Una vita impossibile che porta Rosaria a prendere la via della fuga, un lavoro al nord assieme al compagno. Ma il rapporto con la madre era continuato per telefono. La sorella si è poi soffermata sull'aspetto sanitario, sul trattamento di cura e sul fatto che nessun specialista ('la dott.ssa Garnier, il centro Camelot"), negli anni, ne avesse riscontrato la gravità, "ci dicevano che non ci fossero problemi di natura psichiatrica ma semmai di natura psicologica, una terapia familiare sarebbe andata bene". L'aula durante la mattina si è anche affollata di studenti universitari pronti ad imparare oltre la teoria.

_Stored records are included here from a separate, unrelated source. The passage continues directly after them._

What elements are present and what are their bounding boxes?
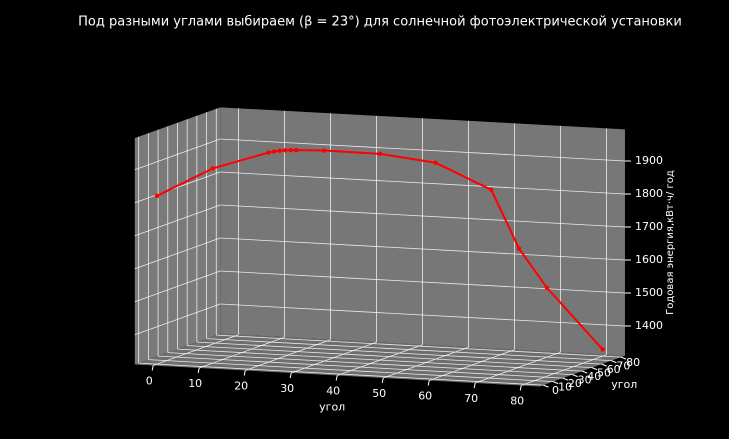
tick-mark <box>601 363 607 367</box>
data-point <box>288 147 293 153</box>
grid-line <box>196 341 602 365</box>
x-tick-label: 70 <box>464 392 478 405</box>
y-tick-label: 70 <box>616 360 630 373</box>
grid-line <box>158 355 563 379</box>
grid-line <box>134 138 221 171</box>
grid-line <box>220 171 625 195</box>
data-point <box>271 149 277 154</box>
data-point <box>282 148 288 153</box>
data-point <box>210 166 215 171</box>
grid-line <box>134 204 221 237</box>
data-point <box>277 148 282 153</box>
x-tick-label: 80 <box>510 395 524 408</box>
z-tick-label: 1700 <box>635 220 663 233</box>
grid-line <box>138 362 544 386</box>
tick-mark <box>552 381 559 385</box>
grid-line <box>216 334 622 358</box>
grid-line <box>206 338 612 361</box>
x-tick-label: 40 <box>326 385 340 398</box>
grid-line <box>134 237 221 270</box>
data-point <box>544 285 550 290</box>
grid-line <box>167 352 573 375</box>
data-point <box>600 347 605 352</box>
tick-mark <box>335 375 338 381</box>
tick-mark <box>572 374 578 378</box>
grid-line <box>134 171 221 204</box>
tick-mark <box>582 370 588 374</box>
grid-line <box>148 359 554 382</box>
tick-mark <box>427 380 430 386</box>
y-tick-label: 40 <box>587 370 601 383</box>
z-tick-label: 1500 <box>635 286 663 299</box>
tick-mark <box>197 367 200 374</box>
chart-title: Под разными углами выбираем (β = 23°) дл… <box>78 15 682 30</box>
data-point <box>489 187 494 192</box>
tick-mark <box>151 365 154 371</box>
data-point <box>377 151 383 157</box>
z-tick-label: 1600 <box>635 253 663 266</box>
grid-line <box>187 345 593 368</box>
x-tick-label: 50 <box>372 387 386 400</box>
grid-line <box>134 303 221 336</box>
tick-mark <box>243 370 246 376</box>
grid-line <box>220 138 625 162</box>
data-point <box>321 148 327 153</box>
z-axis-label: Годовая энергия,кВт·ч/ год <box>665 170 676 315</box>
tick-mark <box>543 384 549 388</box>
x-tick-label: 10 <box>188 377 202 390</box>
z-tick-label: 1800 <box>635 187 663 200</box>
x-tick-label: 30 <box>280 382 294 395</box>
tick-mark <box>381 377 384 384</box>
grid-line <box>177 348 583 372</box>
y-tick-label: 80 <box>626 356 640 369</box>
grid-line <box>220 270 625 294</box>
x-tick-label: 0 <box>146 375 153 388</box>
grid-line <box>134 270 221 303</box>
data-point <box>433 160 438 165</box>
tick-mark <box>473 382 476 389</box>
tick-mark <box>591 367 598 371</box>
data-point <box>294 147 299 153</box>
y-tick-label: 50 <box>597 367 611 380</box>
tick-mark <box>611 360 617 364</box>
z-tick-label: 1900 <box>635 154 663 167</box>
grid-line <box>220 303 625 327</box>
y-tick-label: 60 <box>607 363 621 376</box>
data-point <box>266 150 271 155</box>
tick-mark <box>562 377 569 381</box>
x-tick-label: 20 <box>234 380 248 393</box>
y-axis-label: угол <box>611 378 637 391</box>
z-tick-label: 1400 <box>635 319 663 332</box>
y-tick-label: 10 <box>558 381 572 394</box>
y-tick-label: 0 <box>552 384 559 397</box>
y-tick-label: 30 <box>578 374 592 387</box>
data-point <box>154 193 160 198</box>
grid-line <box>220 204 625 228</box>
tick-mark <box>519 385 522 391</box>
data-point <box>516 246 522 251</box>
tick-mark <box>289 372 292 379</box>
grid-line <box>220 237 625 261</box>
x-tick-label: 60 <box>418 390 432 403</box>
tick-mark <box>620 356 627 360</box>
x-axis-label: угол <box>319 401 345 414</box>
y-tick-label: 20 <box>568 377 582 390</box>
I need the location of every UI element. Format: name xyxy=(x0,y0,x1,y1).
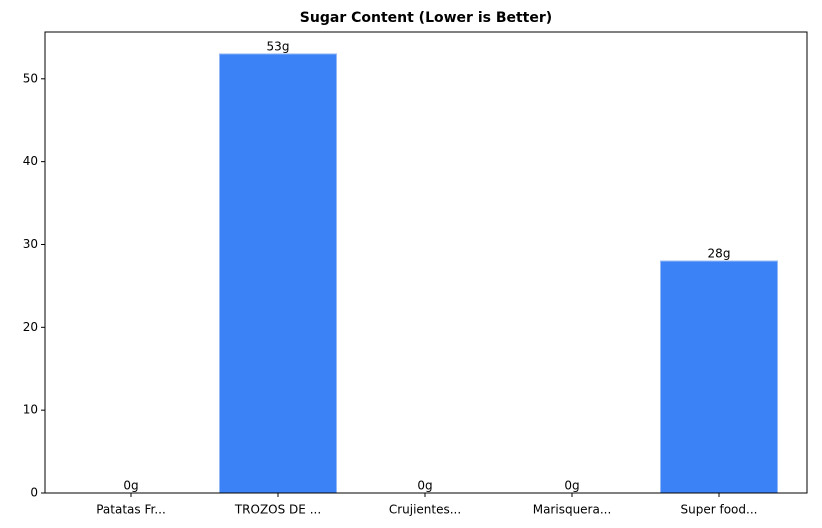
value-label: 28g xyxy=(708,247,731,261)
chart-title: Sugar Content (Lower is Better) xyxy=(300,10,552,26)
x-tick-label: Marisquera... xyxy=(533,503,612,517)
y-tick-label: 0 xyxy=(30,486,38,500)
value-label: 0g xyxy=(564,479,579,493)
x-tick-label: Patatas Fr... xyxy=(96,503,166,517)
y-tick-label: 50 xyxy=(23,71,38,85)
x-tick-label: TROZOS DE ... xyxy=(234,503,321,517)
plot-frame xyxy=(44,31,808,494)
bar xyxy=(219,53,337,494)
bar xyxy=(660,260,778,494)
value-label: 0g xyxy=(123,479,138,493)
value-label: 0g xyxy=(417,479,432,493)
y-tick-label: 40 xyxy=(23,154,38,168)
y-tick-label: 20 xyxy=(23,320,38,334)
y-tick-label: 10 xyxy=(23,403,38,417)
y-tick-label: 30 xyxy=(23,237,38,251)
value-label: 53g xyxy=(267,39,290,53)
x-tick-label: Super food... xyxy=(681,503,758,517)
x-tick-label: Crujientes... xyxy=(389,503,461,517)
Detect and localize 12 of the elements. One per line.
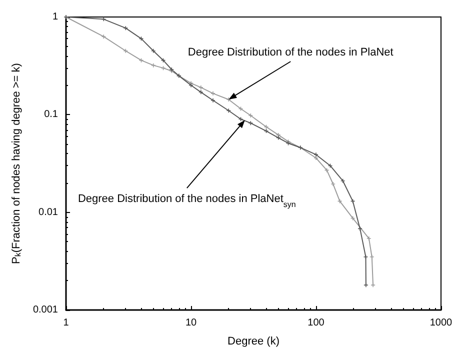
y-tick-label: 0.1 bbox=[44, 109, 58, 120]
y-axis-title: Pk(Fraction of nodes having degree >= k) bbox=[10, 63, 22, 264]
annotation: Degree Distribution of the nodes in PlaNet bbox=[188, 46, 394, 58]
y-tick-label: 1 bbox=[52, 12, 58, 22]
x-tick-label: 1000 bbox=[430, 318, 453, 328]
y-tick-label: 0.01 bbox=[38, 206, 58, 218]
y-tick-label: 0.001 bbox=[32, 304, 58, 316]
x-axis-title: Degree (k) bbox=[228, 336, 280, 348]
x-tick-label: 1 bbox=[63, 318, 70, 328]
x-tick-label: 100 bbox=[308, 318, 325, 328]
annotation: Degree Distribution of the nodes in PlaNet$_{syn}$ bbox=[78, 193, 296, 209]
x-tick-label: 10 bbox=[185, 318, 197, 328]
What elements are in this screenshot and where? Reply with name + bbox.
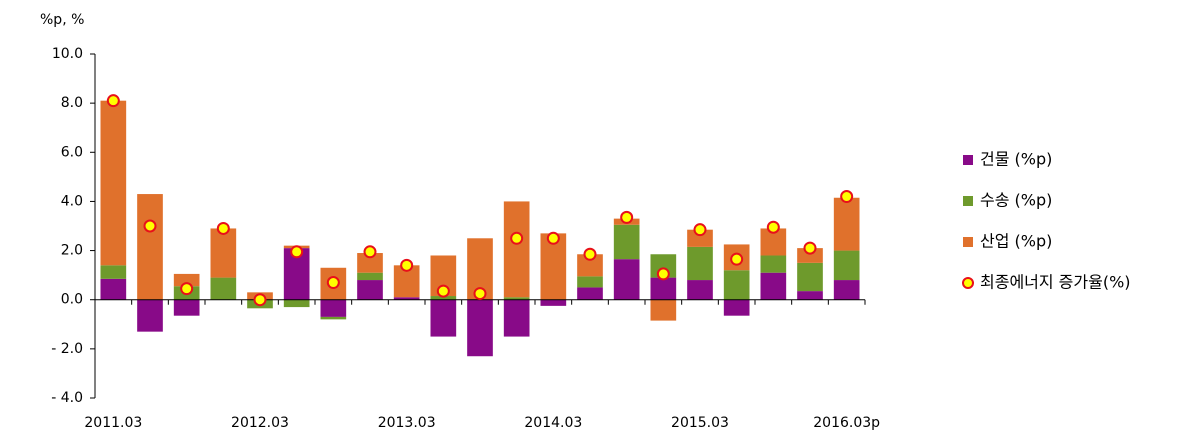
y-tick-label: 6.0 xyxy=(61,144,83,160)
bar xyxy=(210,228,237,278)
marker xyxy=(363,245,377,259)
bar xyxy=(100,278,127,300)
bar xyxy=(100,265,127,279)
marker xyxy=(693,223,707,237)
marker xyxy=(436,284,450,298)
legend-label: 수송 (%p) xyxy=(980,191,1052,210)
bar xyxy=(577,276,603,288)
x-tick-label: 2013.03 xyxy=(378,415,436,431)
bar xyxy=(540,299,567,306)
marker xyxy=(180,282,194,296)
bar xyxy=(467,299,493,357)
bar xyxy=(760,255,787,273)
y-tick-label: 0.0 xyxy=(61,292,83,308)
legend-label: 최종에너지 증가율(%) xyxy=(980,273,1131,292)
bar xyxy=(650,299,677,321)
bar xyxy=(687,280,713,300)
bar xyxy=(613,259,640,300)
marker xyxy=(840,190,854,204)
marker xyxy=(473,287,487,301)
bar xyxy=(430,299,457,337)
marker xyxy=(766,220,780,234)
bar xyxy=(797,291,823,300)
y-tick-label: 10.0 xyxy=(52,46,83,62)
bar xyxy=(503,297,530,300)
y-tick-label: 2.0 xyxy=(61,243,83,259)
bar xyxy=(723,270,750,300)
bar xyxy=(137,299,163,332)
bar xyxy=(577,287,603,300)
marker xyxy=(656,267,670,281)
bar xyxy=(210,277,237,300)
y-axis-label: %p, % xyxy=(40,12,84,28)
y-tick-label: - 2.0 xyxy=(51,341,83,357)
bar xyxy=(650,254,677,278)
x-tick-label: 2012.03 xyxy=(231,415,289,431)
marker xyxy=(290,245,304,259)
y-tick-label: - 4.0 xyxy=(51,390,83,406)
bar xyxy=(357,272,383,281)
bar xyxy=(430,296,457,300)
bar xyxy=(357,280,383,300)
x-tick-label: 2015.03 xyxy=(671,415,729,431)
marker xyxy=(400,258,414,272)
legend-swatch xyxy=(962,277,974,289)
marker xyxy=(106,94,120,108)
y-tick-label: 8.0 xyxy=(61,95,83,111)
legend-label: 건물 (%p) xyxy=(980,150,1052,169)
marker xyxy=(546,231,560,245)
bar xyxy=(357,253,383,273)
marker xyxy=(253,293,267,307)
x-tick-label: 2011.03 xyxy=(84,415,142,431)
x-tick-label: 2014.03 xyxy=(524,415,582,431)
bar xyxy=(577,254,603,277)
bar xyxy=(100,100,127,266)
bar xyxy=(393,297,420,300)
bar xyxy=(503,201,530,298)
bar xyxy=(797,262,823,292)
legend-label: 산업 (%p) xyxy=(980,232,1052,251)
marker xyxy=(803,241,817,255)
marker xyxy=(216,221,230,235)
bar xyxy=(283,299,310,308)
legend-swatch xyxy=(963,155,973,165)
bar xyxy=(137,194,163,300)
bar xyxy=(797,248,823,263)
x-tick-label: 2016.03p xyxy=(813,415,880,431)
legend-swatch xyxy=(963,237,973,247)
marker xyxy=(730,252,744,266)
marker xyxy=(143,219,157,233)
bar xyxy=(687,229,713,247)
bar xyxy=(833,197,860,251)
bar xyxy=(833,280,860,300)
bar xyxy=(687,246,713,281)
bar xyxy=(833,250,860,281)
bar xyxy=(503,299,530,337)
marker xyxy=(583,247,597,261)
bar xyxy=(173,299,200,316)
bar xyxy=(723,299,750,316)
bar xyxy=(173,273,200,287)
bar xyxy=(320,299,347,317)
marker xyxy=(510,231,524,245)
legend-swatch xyxy=(963,196,973,206)
bar xyxy=(613,224,640,260)
bar xyxy=(320,316,347,320)
marker xyxy=(620,210,634,224)
bar xyxy=(760,272,787,300)
bar xyxy=(650,277,677,300)
y-tick-label: 4.0 xyxy=(61,193,83,209)
marker xyxy=(326,276,340,290)
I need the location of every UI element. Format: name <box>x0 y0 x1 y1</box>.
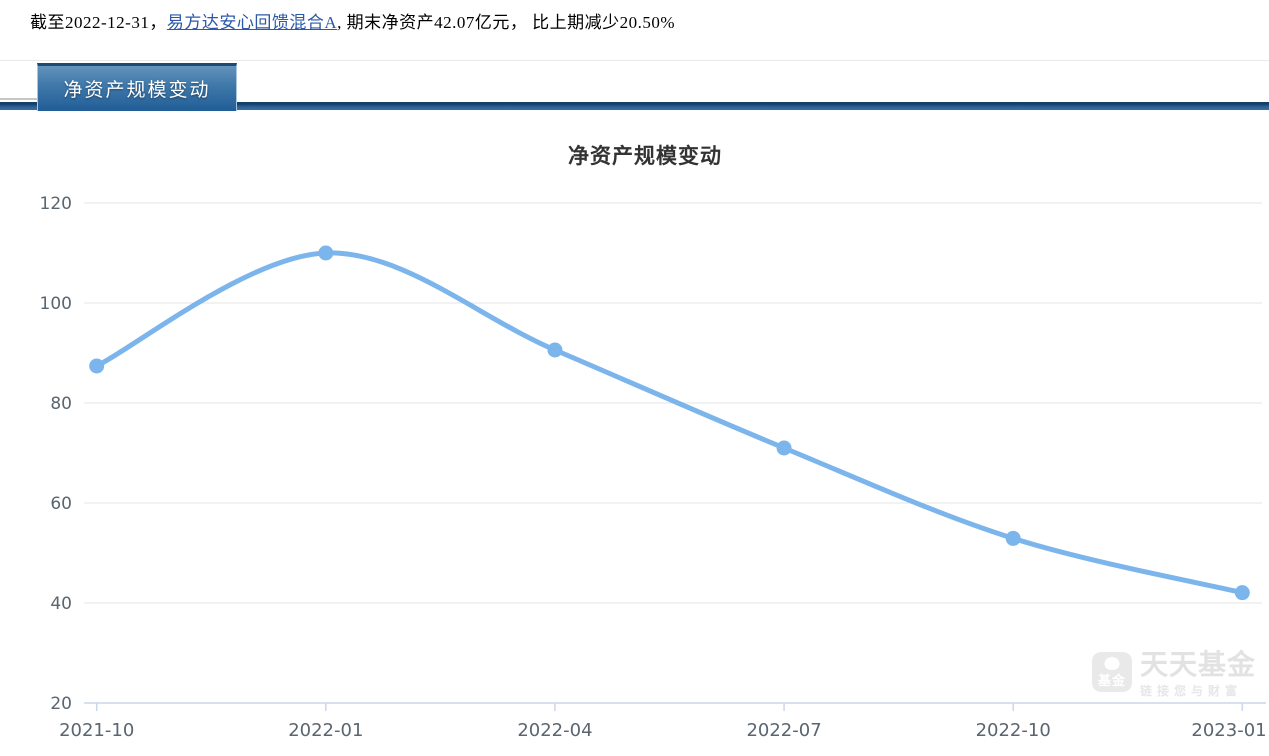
summary-line: 截至2022-12-31，易方达安心回馈混合A, 期末净资产42.07亿元， 比… <box>30 8 675 33</box>
x-axis-tick-label: 2022-10 <box>976 720 1051 741</box>
x-axis-tick-label: 2022-07 <box>746 720 821 741</box>
data-point-marker[interactable] <box>1234 585 1250 601</box>
fund-name-link[interactable]: 易方达安心回馈混合A <box>166 13 338 32</box>
net-asset-chart-container: 净资产规模变动 120 100 80 60 40 20 2021-10 2022-01 2022… <box>0 110 1269 756</box>
tab-label: 净资产规模变动 <box>63 80 211 101</box>
y-axis-tick-label: 120 <box>40 194 72 214</box>
x-axis-tick-label: 2022-04 <box>517 720 592 741</box>
y-axis-tick-label: 40 <box>50 594 72 614</box>
y-axis-tick-label: 100 <box>40 294 72 314</box>
data-point-marker[interactable] <box>776 440 792 456</box>
tab-net-asset-scale[interactable]: 净资产规模变动 <box>37 63 237 111</box>
summary-prefix: 截至2022-12-31， <box>30 13 167 32</box>
y-axis-tick-label: 20 <box>50 694 72 714</box>
y-axis-tick-label: 60 <box>50 494 72 514</box>
data-point-marker[interactable] <box>318 245 334 261</box>
y-axis-tick-label: 80 <box>50 394 72 414</box>
x-axis-tick-label: 2022-01 <box>288 720 363 741</box>
tab-strip-bottom-bar <box>0 102 1269 111</box>
data-point-marker[interactable] <box>1005 530 1021 546</box>
net-asset-line-chart: 120 100 80 60 40 20 2021-10 2022-01 2022-04 2022-… <box>40 194 1267 741</box>
x-axis-tick-label: 2023-01 <box>1191 720 1266 741</box>
tab-strip-left-edge <box>0 98 37 102</box>
chart-title: 净资产规模变动 <box>568 145 722 168</box>
data-point-marker[interactable] <box>89 358 105 374</box>
summary-suffix: , 期末净资产42.07亿元， 比上期减少20.50% <box>337 13 676 32</box>
net-asset-series-line <box>94 250 1245 596</box>
x-axis-tick-label: 2021-10 <box>59 720 134 741</box>
data-point-marker[interactable] <box>547 342 563 358</box>
tab-strip: 净资产规模变动 <box>0 60 1269 111</box>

Nell'udienza di oggi sono stati sentiti anche i vicini di casa che preoccupati chiamarono la polizia sentendo le urla disperate della donna e subito dopo un silenzio che presagiva qualcosa di tragico. L’autopsia rivelerà che la donna fu stordita con uno spray al peperoncino e massacrata con 112 coltellate.
L'8 ottobre è stato dato il via al processo con la testimonianza degli agenti che per primi arrivarono nel palazzo di via Cesare Battisti. In particolare è stato sentito un ispettore che entrò in casa trovando il cadavere di Caterina Pappalardo in un lago di sangue e il figlio tremante, con lo sguardo basso. Giosuè Fogliani deve anche rispondere di maltrattamenti. La Corte d’assise, presieduta dalla giudice Maria Eugenia Grimaldi, ha infatti accolto la richiesta di riunione dei due procedimenti formulata dall’avvocato Antonello Scordo, difensore del giovane. Si tratta di maltrattamenti che Caterina Pappalardo aveva raccontato in una denuncia presentata mesi prima alla polizia nella quale ripercorreva le pretese del figlio, gli insulti, i litigi e le minacce che avevano portato lei e la figlia ad allontanarsi di casa per andare a vivere altrove. Caterina, una donna buona che aveva dedicato la sua vita alla famiglia, denunciando il figlio cercava di venir fuori da una situazione drammatica, salvando se stessa e probabilmente aiutando anche il figlio.